Segundo a ONU, existe uma “violência generalizada” por parte da Polícia Militar, da Unidade de Polícia Pacificadora (UPP) e do Batalhão de Operações Policiais Especiais (Bope) contra crianças de rua e daquelas que vivem em favelas. O Comitê ainda denuncia “o elevado número de execuções extrajudiciais de crianças pela Polícia Militar, por milícias e Polícia Civil”, assim como a “impunidade generalizada” aos responsáveis.
A entidade ainda acusa as forças de segurança de serem as responsáveis pelo desaparecimento de menores durante operações, além de prisões arbitrárias, tortura em viaturas policiais e delegacias, além de rejeição de prestar ajuda médica ou legal.
A situação das crianças de rua leva a uma especial advertência da ONU. “O Comitê está profundamente preocupado com o grande número de crianças nas ruas que são vulneráveis a mortes extrajudiciais, tortura, desaparecimento, recrutadas por grupos criminosos, abuso de drogas e exploração sexual”, alertou.
O informe pede que o governo brasileiro passe de forma imediata leis para proibir a prisão arbitrária de crianças de rua.
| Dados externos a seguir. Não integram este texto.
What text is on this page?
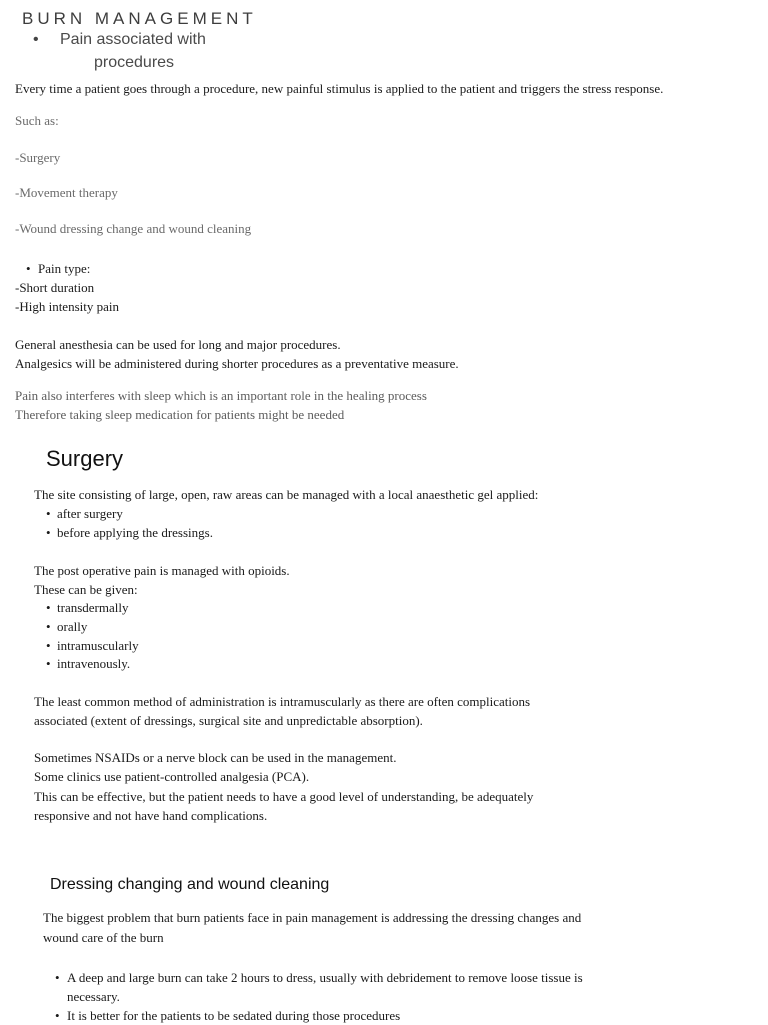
BURN MANAGEMENT
• Pain associated with
procedures
Every time a patient goes through a procedure, new painful stimulus is applied to the patient and triggers the stress response.
Such as:
-Surgery
-Movement therapy
-Wound dressing change and wound cleaning
• Pain type:
-Short duration
-High intensity pain
General anesthesia can be used for long and major procedures.
Analgesics will be administered during shorter procedures as a preventative measure.
Pain also interferes with sleep which is an important role in the healing process
Therefore taking sleep medication for patients might be needed
Surgery
The site consisting of large, open, raw areas can be managed with a local anaesthetic gel applied:
• after surgery
• before applying the dressings.
The post operative pain is managed with opioids.
These can be given:
• transdermally
• orally
• intramuscularly
• intravenously.
The least common method of administration is intramuscularly as there are often complications
associated (extent of dressings, surgical site and unpredictable absorption).
Sometimes NSAIDs or a nerve block can be used in the management.
Some clinics use patient-controlled analgesia (PCA).
This can be effective, but the patient needs to have a good level of understanding, be adequately
responsive and not have hand complications.
Dressing changing and wound cleaning
The biggest problem that burn patients face in pain management is addressing the dressing changes and
wound care of the burn
• A deep and large burn can take 2 hours to dress, usually with debridement to remove loose tissue is
necessary.
• It is better for the patients to be sedated during those procedures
A entidade também sugere que abrigos sejam construídos.
Crime
Segundo o Comitê, a vulnerabilidade desses menores e mesmo daqueles em casas de famílias mais pobres está permitindo uma ampliação do número de crianças e adolescentes envolvidos no crime organizado. “Estamos profundamente preocupados”, indicou o informe. “Existe uma violência generalizada por ou contra essas crianças”.
Para evitar esse recrutamento, a entidade apela ao Brasil para que desenvolva uma estratégia a fim de reintegrar esses jovens à sociedade. Para impedir esse recrutamento, questões como pobreza, marginalização e baixa qualidade do ensino precisam ser tratadas.
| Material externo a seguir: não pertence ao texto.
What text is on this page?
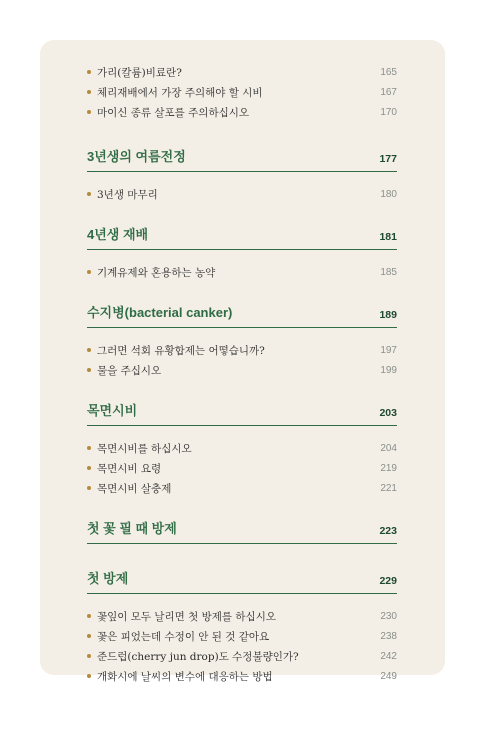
가리(칼륨)비료란?	165
체리재배에서 가장 주의해야 할 시비	167
마이신 종류 살포를 주의하십시오	170
3년생의 여름전정	177
3년생 마무리	180
4년생 재배	181
기계유제와 혼용하는 농약	185
수지병(bacterial canker)	189
그러면 석회 유황합제는 어떻습니까?	197
물을 주십시오	199
목면시비	203
목면시비를 하십시오	204
목면시비 요령	219
목면시비 살충제	221
첫 꽃 필 때 방제	223
첫 방제	229
꽃잎이 모두 날리면 첫 방제를 하십시오	230
꽃은 피었는데 수정이 안 된 것 같아요	238
준드럽(cherry jun drop)도 수정불량인가?	242
개화시에 날씨의 변수에 대응하는 방법	249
Na avaliação do Comitê, o governo precisa ainda criar uma campanha para alertar sobre os riscos de envolvimento com o crime organizado
A ONU ainda alerta que está “preocupada” com a aprovação na Câmara dos Deputados de uma lei que prevê a redução da maioridade penal, de 18 para 16 anos. Outro alerta é sobre a proposta de ampliar a pena de prisão de três para dez anos. Na avaliação da entidade, essa não é a resposta à crise de segurança.
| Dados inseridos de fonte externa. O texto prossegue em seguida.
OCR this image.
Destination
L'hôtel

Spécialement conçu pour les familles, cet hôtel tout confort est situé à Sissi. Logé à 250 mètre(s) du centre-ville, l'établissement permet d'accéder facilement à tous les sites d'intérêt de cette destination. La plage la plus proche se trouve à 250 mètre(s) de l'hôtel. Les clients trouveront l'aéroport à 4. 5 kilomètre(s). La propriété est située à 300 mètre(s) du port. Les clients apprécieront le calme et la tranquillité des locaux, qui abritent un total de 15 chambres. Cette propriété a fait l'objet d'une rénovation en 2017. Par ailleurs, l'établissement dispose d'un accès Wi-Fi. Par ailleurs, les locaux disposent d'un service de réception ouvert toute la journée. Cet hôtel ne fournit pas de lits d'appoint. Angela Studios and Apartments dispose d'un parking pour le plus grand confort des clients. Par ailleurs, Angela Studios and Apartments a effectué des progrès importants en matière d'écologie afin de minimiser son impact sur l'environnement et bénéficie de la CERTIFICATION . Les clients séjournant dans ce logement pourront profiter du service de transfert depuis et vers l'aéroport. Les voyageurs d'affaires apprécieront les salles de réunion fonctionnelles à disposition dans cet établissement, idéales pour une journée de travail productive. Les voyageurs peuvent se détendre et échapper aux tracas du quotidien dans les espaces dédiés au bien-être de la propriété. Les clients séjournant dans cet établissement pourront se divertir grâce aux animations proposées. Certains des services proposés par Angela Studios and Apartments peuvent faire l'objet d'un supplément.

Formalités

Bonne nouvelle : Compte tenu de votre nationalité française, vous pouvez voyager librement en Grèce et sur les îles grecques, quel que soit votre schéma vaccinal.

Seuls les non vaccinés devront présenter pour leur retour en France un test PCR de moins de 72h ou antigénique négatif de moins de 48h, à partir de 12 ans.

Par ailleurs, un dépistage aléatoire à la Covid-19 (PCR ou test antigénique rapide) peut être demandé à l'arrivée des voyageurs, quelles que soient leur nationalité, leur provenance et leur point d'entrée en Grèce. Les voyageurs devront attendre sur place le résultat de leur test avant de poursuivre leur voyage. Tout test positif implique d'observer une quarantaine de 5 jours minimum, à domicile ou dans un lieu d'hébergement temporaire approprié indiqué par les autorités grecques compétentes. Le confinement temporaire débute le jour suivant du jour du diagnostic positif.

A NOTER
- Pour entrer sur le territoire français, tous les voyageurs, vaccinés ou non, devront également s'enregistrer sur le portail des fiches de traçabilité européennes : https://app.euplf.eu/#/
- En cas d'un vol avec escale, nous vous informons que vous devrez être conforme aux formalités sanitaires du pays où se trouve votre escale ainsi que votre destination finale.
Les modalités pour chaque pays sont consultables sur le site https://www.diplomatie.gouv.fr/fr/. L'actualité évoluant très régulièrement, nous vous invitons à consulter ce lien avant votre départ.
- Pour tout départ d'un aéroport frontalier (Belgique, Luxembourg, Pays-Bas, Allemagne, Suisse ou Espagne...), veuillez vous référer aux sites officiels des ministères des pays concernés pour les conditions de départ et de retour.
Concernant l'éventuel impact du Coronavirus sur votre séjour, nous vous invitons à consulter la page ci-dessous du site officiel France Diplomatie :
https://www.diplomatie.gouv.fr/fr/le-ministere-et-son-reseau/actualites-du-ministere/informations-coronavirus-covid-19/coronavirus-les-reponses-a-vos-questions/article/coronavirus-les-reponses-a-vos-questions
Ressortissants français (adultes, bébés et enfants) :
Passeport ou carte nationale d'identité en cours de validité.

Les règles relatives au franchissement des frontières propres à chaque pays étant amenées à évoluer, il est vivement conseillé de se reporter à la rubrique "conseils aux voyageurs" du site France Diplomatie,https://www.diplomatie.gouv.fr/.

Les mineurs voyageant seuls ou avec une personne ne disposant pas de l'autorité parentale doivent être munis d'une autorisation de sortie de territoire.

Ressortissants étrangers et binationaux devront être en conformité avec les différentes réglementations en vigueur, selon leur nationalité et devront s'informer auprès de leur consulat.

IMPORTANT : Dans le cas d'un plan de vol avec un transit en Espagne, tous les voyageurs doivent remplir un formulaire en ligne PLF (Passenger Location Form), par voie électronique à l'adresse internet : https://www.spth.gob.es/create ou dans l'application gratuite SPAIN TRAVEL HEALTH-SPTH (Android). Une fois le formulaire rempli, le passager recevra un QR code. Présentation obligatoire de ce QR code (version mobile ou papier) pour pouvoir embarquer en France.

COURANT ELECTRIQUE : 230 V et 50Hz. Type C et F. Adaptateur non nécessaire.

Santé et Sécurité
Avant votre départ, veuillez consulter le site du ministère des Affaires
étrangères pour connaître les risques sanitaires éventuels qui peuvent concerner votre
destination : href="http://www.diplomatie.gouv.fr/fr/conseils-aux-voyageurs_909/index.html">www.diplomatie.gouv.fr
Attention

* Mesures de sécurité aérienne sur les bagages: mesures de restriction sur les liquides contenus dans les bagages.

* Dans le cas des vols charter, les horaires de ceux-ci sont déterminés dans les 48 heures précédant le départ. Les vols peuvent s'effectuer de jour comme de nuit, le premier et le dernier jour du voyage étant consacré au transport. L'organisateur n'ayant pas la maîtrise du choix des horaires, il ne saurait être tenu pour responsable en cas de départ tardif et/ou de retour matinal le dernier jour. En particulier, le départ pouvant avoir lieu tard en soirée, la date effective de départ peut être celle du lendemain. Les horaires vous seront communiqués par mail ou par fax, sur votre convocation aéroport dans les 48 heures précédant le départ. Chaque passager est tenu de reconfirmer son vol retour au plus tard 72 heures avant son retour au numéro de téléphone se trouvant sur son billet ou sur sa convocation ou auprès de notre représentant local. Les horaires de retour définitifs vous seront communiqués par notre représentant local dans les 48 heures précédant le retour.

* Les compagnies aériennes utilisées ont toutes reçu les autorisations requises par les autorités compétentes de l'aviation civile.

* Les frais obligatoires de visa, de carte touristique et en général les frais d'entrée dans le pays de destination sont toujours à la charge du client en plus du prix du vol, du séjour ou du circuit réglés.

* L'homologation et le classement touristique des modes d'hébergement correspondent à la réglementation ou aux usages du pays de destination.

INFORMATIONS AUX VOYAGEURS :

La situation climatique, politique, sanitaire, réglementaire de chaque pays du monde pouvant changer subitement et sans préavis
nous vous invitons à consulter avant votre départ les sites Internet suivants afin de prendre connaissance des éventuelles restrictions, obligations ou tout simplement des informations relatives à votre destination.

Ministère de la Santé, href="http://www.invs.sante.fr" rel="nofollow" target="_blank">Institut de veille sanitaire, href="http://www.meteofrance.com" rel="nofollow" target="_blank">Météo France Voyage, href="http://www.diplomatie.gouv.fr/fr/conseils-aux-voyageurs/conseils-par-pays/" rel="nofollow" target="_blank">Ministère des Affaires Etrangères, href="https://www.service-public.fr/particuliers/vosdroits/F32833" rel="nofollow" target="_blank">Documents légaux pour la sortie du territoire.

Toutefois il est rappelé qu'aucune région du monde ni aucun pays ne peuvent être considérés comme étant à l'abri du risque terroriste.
Segundo o informe, as penas alternativas “ainda não estão sendo aplicadas de forma efetiva. Na avaliação da entidade, “muitas crianças estão sendo colocadas na prisão por ofensas menores e que não justificam a privação de liberdade”.
As condições de detenção dos jovens também é alvo de críticas, inclusive diante da situação sanitária e superlotação. O informe ainda traz casos de um aumento de violência sexual contra menores, detidos nos mesmos lugares que adultos.
Outro lado
Por meio de nota, a Secretaria de Segurança argumentou que o Rio de Janeiro foi o segundo Estado brasileiro em redução das taxas de homicídios de crianças e adolescentes (de 0 a 19 anos) entre os anos de 2000 e 2013, segundo o Mapa da Violência de 2015, estudo encomendado pelo governo federal. “Entre adolescentes de 16 e 17 anos, o estudo aponta que o porcentual de redução de homicídios na capital fluminense é de 73%, o maior do país, na comparação com 2003”, diz a nota.
A Secretaria informou ainda que as Unidades de Polícia Pacificadora (UPPs) foram apontadas como “exemplo de boa prática” pela Junta Internacional de Fiscalização de Entorpecentes (JIFE) das Organizações das Nações Unidas (ONU). As UPPs, ressaltou o órgão, são responsáveis pela redução de 85% dos homicídios decorrentes de intervenção policial, na comparação entre 2014 e 2008 (ano de implantação do pioneiro programa de pacificação em favelas.
“Dentro do programa das UPPs, policiais são responsáveis por inúmeros dos projetos sociais. A Secretaria de Segurança sempre busca parcerias com instituições de direitos humanos e assistência social para efetivo cumprimento do Estatuto da Criança e do Adolescente”, concluiu a nota oficial.